Figures 2-3 and S3 should be corrected, it is not clear.
Author Response
Response to reviewers
We want to thank reviewers for their fruitful comments and observations that, without hesitation, will contribute to improving the quality of this scientific contribution.
Reviewer 2
The manuscript is well organized. The results are compared with previous studies.
The active sites (MD result) must be compared in detail with the literature.
Figures 2-3 and S3 should be corrected, it is not clear.
Response:
We have cited more information comparing the active sites with the literature. Figures 2-3 and S3 have been improved.
Reviewer 3 Report
The manuscript molecules-1882142 claims the Structural and energetic differences between human 2 RXRα–PPARγ heterodimer in presence/absence of DNA. But there are lots of research papers published on this topic with experimental validation. So what is the novelty in this work? Why the authors have not proposed any agonists using docking and other in silico validations? The image captions and qualities are not clear and difficult to understand. Minimization steps should be described in the MD simulations protocol. Authors have used very long range MD simulation study (i.e. 1000 ns) to evaluate the stability of the protein-ligand complexes. No doubt the long range simulation used here is quite appreciable to study such macromolecular dynamic characteristics. Indeed, authors have generated huge amount of data through MD simulation. However, in the manuscript, the presented MD simulation analysis was not performed rigorously. Still, basic form of analysis is missing. Like RoG and ligand RMSF, and SASA parameters should be incorporated and discussed.
Author Response
Response to reviewers
We want to thank reviewers for their fruitful comments and observations that, without hesitation, will contribute to improving the quality of this scientific contribution.
Reviewer 3
The manuscript molecules-1882142 claims the Structural and energetic differences between human 2 RXRα–PPARγ heterodimer in presence/absence of DNA. But there are lots of research papers published on this topic with experimental validation. So what is the novelty in this work? Why the authors have not proposed any agonists using docking and other in silico validations? The image captions and qualities are not clear and difficult to understand. Minimization steps should be described in the MD simulations protocol. Authors have used very long range MD simulation study (i.e. 1000 ns) to evaluate the stability of the protein-ligand complexes. No doubt the long range simulation used here is quite appreciable to study such macromolecular dynamic characteristics. Indeed, authors have generated huge amount of data through MD simulation. However, in the manuscript, the presented MD simulation analysis was not performed rigorously. Still, basic form of analysis is missing. Like RoG and ligand RMSF, and SASA parameters should be incorporated and discussed.
Response:
Although there are several articles on this topic with experimental validation, our research provides new information about the structural and energetic impact of the coupling of DNA with RXRα–PPARγ heterodimer. Our study offers novelty information about the differences in the correlated motions, being more cooperative when the DNA is forming a complex with the RXRα–PPARγ heterodimer, which at the time impacts the protein-protein interactions and protein-ligand affinity. In addition, our results also corroborated the more significant role of PPARγ in the regulation of the free and bound DNA state.

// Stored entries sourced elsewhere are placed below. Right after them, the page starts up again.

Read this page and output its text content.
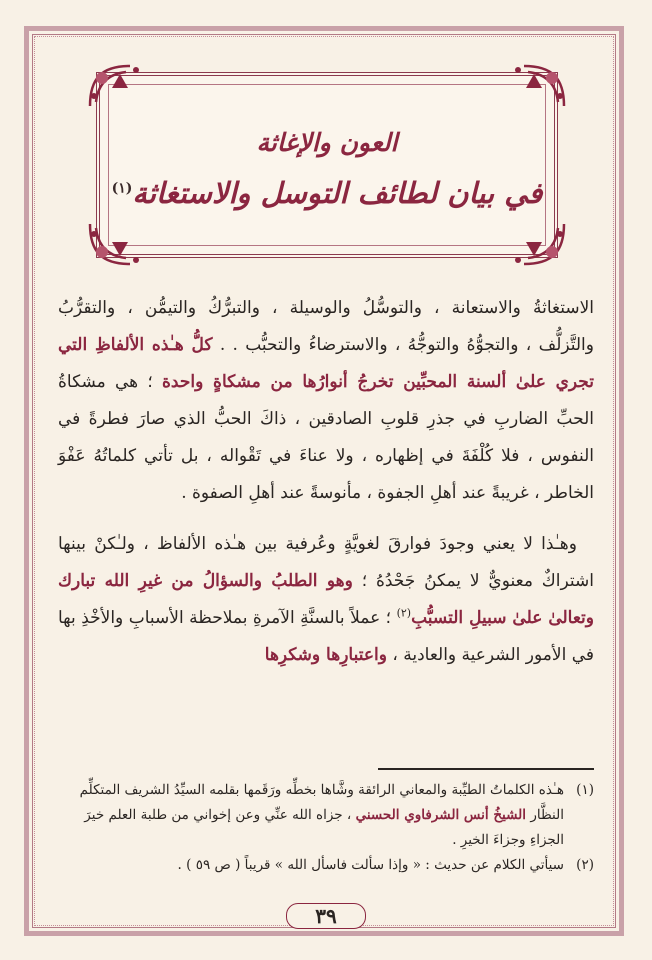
العون والإغاثة
في بيان لطائف التوسل والاستغاثة$^{(١)}$

الاستغاثةُ والاستعانة ، والتوسُّلُ والوسيلة ، والتبرُّكُ والتيمُّن ، والتقرُّبُ والتَّزلُّف ، والتجوُّهُ والتوجُّهُ ، والاسترضاءُ والتحبُّب . . كلُّ هـٰذه الألفاظِ التي تجري علىٰ ألسنة المحبِّين تخرجُ أنوارُها من مشكاةٍ واحدة ؛ هي مشكاةُ الحبِّ الضاربِ في جذرِ قلوبِ الصادقين ، ذاكَ الحبُّ الذي صارَ فطرةً في النفوس ، فلا كُلْفَةَ في إظهاره ، ولا عناءَ في تَقْواله ، بل تأتي كلماتُهُ عَفْوَ الخاطر ، غريبةً عند أهلِ الجفوة ، مأنوسةً عند أهلِ الصفوة .

 وهـٰذا لا يعني وجودَ فوارقَ لغويَّةٍ وعُرفية بين هـٰذه الألفاظ ، ولـٰكنْ بينها اشتراكٌ معنويٌّ لا يمكنُ جَحْدُهُ ؛ وهو الطلبُ والسؤالُ من غيرِ الله تبارك وتعالىٰ علىٰ سبيلِ التسبُّبِ$^{(٢)}$ ؛ عملاً بالسنَّةِ الآمرةِ بملاحظة الأسبابِ والأخْذِ بها في الأمور الشرعية والعادية ، واعتبارِها وشكرِها

(١)
هـٰذه الكلماتُ الطيِّبة والمعاني الرائقة وشَّاها بخطِّه ورَقَمها بقلمه السيِّدُ الشريف المتكلِّم النظَّار الشيخُ أنس الشرفاوي الحسني ، جزاه الله عنِّي وعن إخواني من طلبة العلم خيرَ الجزاءِ وجزاءَ الخيرِ .

(٢)
سيأتي الكلام عن حديث : « وإذا سألت فاسأل الله » قريباً ( ص ٥٩ ) .

٣٩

Although we would have wanted to explore other ligands combining docking and MD simulations, in this research, we only decided to use ligands with experimental information since docking calculations sometimes provide misleading information about the protein-ligand interactions.
The image captions and qualities have been modified.
Information on minimization has been highlighted in the manuscript.
Information on RoG, SASA and RMSF analysis has been included in the manuscript.
Round 2
Reviewer 1 Report
The overall quality of the work is average and I can't find a sound significance to the medicinal chemists.
In general, the paper provides good in silico study and detailed analysis.
Reviewer 2 Report
Accept
Reviewer 3 Report
The authors have addressed the queries.